10 Responses to “A look at a few Tripos questions II”

Nyaya Says:
April 28, 2012 at 4:43 pm | Reply
For the sake of completeness, shouldn’t one also mention the case when $x$ is rational and $m<q$?

On a different note, I envy your students for having such a great teacher.
- gowers Says:
  April 28, 2012 at 5:05 pm
  I was being a bit brief there (as is appropriate if you’re in the middle of an exam). But the point is that we need to show that if $m$ is sufficiently large then the function is close to its limit. So if we prove that it actually equals the limit whenever $m\geq q$ then we’re done.
- gowers Says:
  April 28, 2012 at 5:07 pm
  The emphasis on “equals” there is slightly misleading: the really important thing is that all that matters is that the closeness happens when $m$ is sufficiently large — the fact that we get equality is a little bonus that we could in theory have done without.
pierre Says:
April 28, 2012 at 8:18 pm | Reply
It seems like things would be easier for everyone if the questions were written in a way that made clearer what could be assumed. For example, this question might be rewritten as:

1. Prove the Axiom of Archimedes.

2. Prove that t^n -> 0 whenever 0<=t<1 using the Axiom of Archimedes.

3. Using your result in 2, prove the following: let x be a real number in and let m,n …

It seems like a significant portion of this blogpost is dedicated to divining the mind of the examiners about allowed assumptions. Perhaps if the questions were written in a way that makes this clear everyone (that is, both you and the students) could spend more time focusing on mathematics.
- Sean Says:
  April 28, 2012 at 11:43 pm
  A large part of solving an unseen question (and doing mathematics in general) is figuring out what method to use or what lemmata to prove without being told these in advance, and without necessarily having confirmation at every step of the way that one is on the right track.
  
  I’m guessing the examiners want to test this skill, though it’s hard to do this if the questions are too prescriptive. Even a statement saying which assumptions are allowed would probably be interpreted as a significant hint that the student should make use of those assumptions.
David Says:
April 28, 2012 at 10:23 pm | Reply
I think there’s a slight error in your characterisation of when cos^2(m!*pi*x) is 1: m!*pi*x could also be an odd multiple of pi.
- David Says:
  April 28, 2012 at 10:25 pm
  This is what you get for not reading the whole post before commenting…
Ether Says:
April 30, 2012 at 12:17 pm | Reply
I remember doing this question (as a practice) and wondering ‘What happens if you swap the limits around’.
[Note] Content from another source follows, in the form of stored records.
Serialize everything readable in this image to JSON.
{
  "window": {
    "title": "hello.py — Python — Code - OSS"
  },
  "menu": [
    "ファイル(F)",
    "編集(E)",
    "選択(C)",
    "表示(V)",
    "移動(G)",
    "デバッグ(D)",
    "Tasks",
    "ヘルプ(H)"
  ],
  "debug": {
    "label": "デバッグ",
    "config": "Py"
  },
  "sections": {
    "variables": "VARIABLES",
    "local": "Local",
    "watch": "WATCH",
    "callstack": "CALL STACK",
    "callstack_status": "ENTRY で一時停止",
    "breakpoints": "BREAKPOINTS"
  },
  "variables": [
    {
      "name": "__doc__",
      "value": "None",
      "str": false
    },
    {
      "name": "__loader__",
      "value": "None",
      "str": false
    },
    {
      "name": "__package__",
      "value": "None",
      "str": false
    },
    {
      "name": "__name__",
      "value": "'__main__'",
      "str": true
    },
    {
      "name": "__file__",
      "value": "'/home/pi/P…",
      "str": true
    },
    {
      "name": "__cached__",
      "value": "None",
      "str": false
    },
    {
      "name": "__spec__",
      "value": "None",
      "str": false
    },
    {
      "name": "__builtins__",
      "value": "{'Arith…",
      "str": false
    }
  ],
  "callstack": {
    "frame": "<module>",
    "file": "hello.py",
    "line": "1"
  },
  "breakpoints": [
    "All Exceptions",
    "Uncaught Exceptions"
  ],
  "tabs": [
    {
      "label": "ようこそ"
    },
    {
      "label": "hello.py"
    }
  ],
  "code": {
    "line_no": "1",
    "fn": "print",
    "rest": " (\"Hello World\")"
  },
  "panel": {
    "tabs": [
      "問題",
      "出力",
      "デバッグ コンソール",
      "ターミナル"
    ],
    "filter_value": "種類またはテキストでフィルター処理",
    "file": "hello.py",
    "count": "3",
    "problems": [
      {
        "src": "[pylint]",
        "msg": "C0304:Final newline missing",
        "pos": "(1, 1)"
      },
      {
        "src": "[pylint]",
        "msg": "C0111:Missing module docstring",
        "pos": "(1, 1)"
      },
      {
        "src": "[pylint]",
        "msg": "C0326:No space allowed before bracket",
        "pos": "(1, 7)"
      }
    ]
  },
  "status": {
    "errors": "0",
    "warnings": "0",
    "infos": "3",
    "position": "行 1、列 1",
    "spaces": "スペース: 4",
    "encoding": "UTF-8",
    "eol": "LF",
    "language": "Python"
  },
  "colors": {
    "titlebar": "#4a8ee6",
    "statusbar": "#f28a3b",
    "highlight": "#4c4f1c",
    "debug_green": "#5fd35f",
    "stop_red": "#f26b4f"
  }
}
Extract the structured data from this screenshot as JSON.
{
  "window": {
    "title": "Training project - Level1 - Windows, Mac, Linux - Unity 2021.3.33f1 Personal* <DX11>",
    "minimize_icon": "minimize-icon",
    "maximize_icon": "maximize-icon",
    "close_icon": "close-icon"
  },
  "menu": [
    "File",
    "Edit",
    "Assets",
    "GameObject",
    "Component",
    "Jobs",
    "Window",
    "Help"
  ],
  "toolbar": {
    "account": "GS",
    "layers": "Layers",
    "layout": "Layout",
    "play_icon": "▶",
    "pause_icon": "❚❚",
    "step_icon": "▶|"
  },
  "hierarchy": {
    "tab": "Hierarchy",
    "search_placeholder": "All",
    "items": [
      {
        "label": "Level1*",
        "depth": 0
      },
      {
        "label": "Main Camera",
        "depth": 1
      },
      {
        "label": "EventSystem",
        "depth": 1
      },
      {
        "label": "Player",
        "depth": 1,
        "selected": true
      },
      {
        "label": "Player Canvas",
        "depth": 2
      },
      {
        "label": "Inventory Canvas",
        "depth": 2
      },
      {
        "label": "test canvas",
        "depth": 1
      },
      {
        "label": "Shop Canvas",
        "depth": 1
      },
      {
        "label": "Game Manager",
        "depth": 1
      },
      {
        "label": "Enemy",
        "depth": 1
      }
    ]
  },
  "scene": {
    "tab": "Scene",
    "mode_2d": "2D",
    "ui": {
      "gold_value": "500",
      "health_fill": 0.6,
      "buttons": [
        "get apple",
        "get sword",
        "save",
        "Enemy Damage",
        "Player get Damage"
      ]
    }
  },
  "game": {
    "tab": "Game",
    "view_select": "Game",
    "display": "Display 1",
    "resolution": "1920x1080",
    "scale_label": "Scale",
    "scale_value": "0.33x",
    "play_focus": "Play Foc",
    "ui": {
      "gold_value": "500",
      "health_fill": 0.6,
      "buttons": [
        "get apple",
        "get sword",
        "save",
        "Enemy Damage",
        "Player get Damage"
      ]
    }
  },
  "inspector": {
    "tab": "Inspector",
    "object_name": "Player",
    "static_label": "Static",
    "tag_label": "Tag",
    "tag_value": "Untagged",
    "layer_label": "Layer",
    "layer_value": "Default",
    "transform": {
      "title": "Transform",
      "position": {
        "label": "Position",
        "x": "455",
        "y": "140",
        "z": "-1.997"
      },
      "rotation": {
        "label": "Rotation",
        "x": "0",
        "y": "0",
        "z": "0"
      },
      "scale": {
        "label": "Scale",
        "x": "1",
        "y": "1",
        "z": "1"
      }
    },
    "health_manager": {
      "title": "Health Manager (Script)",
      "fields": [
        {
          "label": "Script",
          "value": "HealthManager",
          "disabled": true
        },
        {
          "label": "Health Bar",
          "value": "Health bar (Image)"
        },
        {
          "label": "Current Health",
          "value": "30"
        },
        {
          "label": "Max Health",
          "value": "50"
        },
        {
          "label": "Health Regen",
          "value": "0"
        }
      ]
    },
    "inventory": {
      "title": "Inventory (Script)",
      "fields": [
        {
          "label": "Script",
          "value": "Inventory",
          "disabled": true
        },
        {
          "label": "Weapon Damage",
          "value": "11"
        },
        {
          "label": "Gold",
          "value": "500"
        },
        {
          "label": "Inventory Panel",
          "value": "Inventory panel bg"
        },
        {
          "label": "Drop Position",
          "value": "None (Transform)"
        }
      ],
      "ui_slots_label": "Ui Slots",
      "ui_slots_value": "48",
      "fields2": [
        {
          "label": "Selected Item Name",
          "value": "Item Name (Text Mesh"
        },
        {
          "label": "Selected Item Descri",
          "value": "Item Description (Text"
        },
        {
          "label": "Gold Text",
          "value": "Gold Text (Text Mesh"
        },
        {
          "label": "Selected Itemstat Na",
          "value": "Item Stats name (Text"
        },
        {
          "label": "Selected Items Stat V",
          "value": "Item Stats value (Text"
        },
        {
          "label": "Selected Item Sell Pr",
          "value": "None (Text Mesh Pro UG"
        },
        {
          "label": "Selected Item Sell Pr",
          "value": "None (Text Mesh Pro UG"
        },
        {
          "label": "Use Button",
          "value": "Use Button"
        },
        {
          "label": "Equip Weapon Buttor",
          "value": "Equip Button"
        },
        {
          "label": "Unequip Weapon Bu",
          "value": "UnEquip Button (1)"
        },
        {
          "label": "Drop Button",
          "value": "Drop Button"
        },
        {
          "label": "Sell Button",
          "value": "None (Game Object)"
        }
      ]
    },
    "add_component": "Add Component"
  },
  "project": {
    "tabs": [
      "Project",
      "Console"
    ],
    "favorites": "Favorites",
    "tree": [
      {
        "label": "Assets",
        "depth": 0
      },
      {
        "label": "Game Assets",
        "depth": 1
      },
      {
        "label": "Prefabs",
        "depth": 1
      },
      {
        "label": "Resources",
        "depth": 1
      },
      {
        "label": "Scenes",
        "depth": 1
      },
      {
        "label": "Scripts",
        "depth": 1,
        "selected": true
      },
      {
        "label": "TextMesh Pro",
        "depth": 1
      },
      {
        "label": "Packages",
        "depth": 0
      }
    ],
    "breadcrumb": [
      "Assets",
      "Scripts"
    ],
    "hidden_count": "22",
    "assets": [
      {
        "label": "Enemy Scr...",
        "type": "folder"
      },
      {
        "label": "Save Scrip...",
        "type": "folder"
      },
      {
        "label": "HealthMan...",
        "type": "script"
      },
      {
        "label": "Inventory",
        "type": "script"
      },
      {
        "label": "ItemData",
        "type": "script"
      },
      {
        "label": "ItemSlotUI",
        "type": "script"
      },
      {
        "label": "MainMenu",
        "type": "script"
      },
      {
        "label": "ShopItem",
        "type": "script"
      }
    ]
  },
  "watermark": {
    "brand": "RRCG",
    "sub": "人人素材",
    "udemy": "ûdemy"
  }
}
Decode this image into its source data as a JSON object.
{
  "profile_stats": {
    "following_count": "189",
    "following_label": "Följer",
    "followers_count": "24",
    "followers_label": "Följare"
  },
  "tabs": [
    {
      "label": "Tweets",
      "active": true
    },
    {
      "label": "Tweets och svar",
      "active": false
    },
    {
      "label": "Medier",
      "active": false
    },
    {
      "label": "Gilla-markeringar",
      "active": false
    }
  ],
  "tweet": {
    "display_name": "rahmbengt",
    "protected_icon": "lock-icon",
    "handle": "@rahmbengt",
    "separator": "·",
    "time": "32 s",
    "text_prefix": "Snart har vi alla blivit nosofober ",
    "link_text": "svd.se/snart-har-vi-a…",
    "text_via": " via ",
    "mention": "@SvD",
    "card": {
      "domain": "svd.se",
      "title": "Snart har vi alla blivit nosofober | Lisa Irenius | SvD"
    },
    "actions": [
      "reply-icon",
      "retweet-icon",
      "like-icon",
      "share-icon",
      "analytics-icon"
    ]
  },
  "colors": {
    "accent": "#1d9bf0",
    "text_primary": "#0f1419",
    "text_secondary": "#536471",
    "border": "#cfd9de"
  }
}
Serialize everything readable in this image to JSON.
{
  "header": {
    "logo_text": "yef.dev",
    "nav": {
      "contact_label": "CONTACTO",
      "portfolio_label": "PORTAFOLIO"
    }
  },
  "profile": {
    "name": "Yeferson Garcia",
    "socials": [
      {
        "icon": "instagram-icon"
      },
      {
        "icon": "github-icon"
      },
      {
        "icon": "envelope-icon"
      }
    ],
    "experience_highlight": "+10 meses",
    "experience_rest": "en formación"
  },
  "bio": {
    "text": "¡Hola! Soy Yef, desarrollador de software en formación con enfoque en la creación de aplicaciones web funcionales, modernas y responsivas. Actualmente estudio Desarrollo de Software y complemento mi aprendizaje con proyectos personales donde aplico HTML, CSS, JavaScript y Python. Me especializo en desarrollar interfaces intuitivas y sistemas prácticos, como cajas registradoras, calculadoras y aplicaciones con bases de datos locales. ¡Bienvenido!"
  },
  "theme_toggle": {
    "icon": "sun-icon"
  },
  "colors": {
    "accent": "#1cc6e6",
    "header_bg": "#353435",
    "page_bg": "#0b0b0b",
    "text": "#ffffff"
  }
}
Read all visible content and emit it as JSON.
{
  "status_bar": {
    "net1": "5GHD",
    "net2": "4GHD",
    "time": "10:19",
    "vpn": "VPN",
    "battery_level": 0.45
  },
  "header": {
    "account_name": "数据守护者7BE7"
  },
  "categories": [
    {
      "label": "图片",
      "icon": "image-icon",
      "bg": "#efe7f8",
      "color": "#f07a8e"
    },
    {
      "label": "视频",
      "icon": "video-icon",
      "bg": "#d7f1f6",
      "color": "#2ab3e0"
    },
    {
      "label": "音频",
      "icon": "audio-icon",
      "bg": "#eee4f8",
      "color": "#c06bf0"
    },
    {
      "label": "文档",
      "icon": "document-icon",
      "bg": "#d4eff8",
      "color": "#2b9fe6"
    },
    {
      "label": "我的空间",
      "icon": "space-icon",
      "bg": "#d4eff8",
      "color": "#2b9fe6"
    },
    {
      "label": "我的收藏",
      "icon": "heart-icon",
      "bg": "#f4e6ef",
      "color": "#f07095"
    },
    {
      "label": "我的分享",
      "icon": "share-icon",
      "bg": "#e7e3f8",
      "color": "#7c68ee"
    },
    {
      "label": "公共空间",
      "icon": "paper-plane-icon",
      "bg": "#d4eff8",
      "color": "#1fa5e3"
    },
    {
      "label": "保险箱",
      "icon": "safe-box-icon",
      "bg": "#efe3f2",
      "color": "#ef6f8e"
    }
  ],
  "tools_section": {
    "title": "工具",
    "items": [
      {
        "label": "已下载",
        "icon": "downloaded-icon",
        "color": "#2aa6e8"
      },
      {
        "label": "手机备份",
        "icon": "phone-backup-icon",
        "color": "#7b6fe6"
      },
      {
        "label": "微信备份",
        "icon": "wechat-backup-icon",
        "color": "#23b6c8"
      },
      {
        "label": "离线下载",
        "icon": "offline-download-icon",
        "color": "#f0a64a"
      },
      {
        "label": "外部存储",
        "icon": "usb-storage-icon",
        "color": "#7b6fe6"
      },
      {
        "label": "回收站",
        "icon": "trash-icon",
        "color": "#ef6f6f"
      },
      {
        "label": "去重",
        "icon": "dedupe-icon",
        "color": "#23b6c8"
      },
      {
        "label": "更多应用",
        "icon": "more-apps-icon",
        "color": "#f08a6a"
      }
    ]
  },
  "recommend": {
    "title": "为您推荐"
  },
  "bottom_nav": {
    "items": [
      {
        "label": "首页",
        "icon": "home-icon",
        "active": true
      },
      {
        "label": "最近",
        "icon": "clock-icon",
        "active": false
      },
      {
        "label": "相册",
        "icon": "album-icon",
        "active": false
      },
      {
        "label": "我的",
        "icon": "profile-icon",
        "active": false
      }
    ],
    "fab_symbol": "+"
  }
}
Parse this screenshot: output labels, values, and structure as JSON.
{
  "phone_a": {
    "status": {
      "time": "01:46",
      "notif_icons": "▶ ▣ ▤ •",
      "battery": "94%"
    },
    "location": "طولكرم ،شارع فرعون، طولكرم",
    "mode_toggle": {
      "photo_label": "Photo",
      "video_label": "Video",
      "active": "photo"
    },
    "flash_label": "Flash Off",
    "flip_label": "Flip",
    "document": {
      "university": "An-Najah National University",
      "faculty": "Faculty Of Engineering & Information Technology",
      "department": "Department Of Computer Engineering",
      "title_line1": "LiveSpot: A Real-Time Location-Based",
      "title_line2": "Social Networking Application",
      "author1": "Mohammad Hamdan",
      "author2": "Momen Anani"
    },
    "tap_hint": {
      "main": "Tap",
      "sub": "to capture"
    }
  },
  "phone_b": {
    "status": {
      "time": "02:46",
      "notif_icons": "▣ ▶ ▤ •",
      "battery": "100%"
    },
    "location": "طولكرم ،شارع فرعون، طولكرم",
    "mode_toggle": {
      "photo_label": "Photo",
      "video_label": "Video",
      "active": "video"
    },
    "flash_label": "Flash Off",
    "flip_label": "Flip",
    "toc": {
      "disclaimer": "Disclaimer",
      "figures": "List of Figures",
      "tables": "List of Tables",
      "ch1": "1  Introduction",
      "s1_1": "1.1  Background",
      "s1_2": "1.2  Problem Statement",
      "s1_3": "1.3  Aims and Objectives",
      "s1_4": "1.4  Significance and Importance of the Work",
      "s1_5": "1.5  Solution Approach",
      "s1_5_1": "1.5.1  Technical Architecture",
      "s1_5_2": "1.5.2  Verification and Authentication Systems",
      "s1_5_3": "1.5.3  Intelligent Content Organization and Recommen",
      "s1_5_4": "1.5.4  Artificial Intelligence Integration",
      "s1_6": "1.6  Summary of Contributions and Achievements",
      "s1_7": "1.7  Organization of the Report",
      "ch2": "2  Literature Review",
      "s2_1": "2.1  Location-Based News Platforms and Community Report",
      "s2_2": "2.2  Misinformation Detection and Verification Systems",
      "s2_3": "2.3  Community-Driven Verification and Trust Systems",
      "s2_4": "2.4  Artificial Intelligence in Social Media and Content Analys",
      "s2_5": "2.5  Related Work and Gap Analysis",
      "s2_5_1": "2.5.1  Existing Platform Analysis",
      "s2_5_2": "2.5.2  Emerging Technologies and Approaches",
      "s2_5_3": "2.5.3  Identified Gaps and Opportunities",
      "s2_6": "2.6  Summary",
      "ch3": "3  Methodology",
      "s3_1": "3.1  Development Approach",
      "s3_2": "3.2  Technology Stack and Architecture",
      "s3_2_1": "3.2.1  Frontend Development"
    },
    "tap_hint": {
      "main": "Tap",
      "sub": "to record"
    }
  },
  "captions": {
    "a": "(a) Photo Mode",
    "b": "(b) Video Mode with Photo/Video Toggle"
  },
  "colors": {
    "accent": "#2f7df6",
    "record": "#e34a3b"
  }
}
As in, you let m tend to infinity and then n tend to infinity. I think that for a irrational number it can fail to have a limit. Is that correct?
- gowers Says:
  April 30, 2012 at 3:04 pm
  Yes it is correct. If you want a simple proof, just let $\epsilon_1,\epsilon_2,\dots$ be an arbitrary sequence of 0s and 1s and take the number $\alpha=\sum_n \epsilon_n/n!$ . If you multiply that by $m!$ and take the integer part, you’ll get something close to $\epsilon_m$ . Therefore, it’s easy to make sure that $\cos(2\pi m!\alpha)$ doesn’t tend to a limit. If you want $\cos^{2n}(\pi m!\alpha)$ not to tend to a limit, just take the previous $\alpha$ and divide it by 2.
Greg Marks Says:
April 30, 2012 at 10:03 pm | Reply
Although the statement “its value depends on whether $x$ is rational or irrational” is not quite the same as saying “its value depends only on whether $x$ is rational or irrational,” it is close enough that students might consider the possibility that plugging in the simplest rational $x$ they can think of reveals what they’re supposed to prove. (This sort of ploy was also helpful, for example, on Problem A2 of the 2011 Putnam Competition.)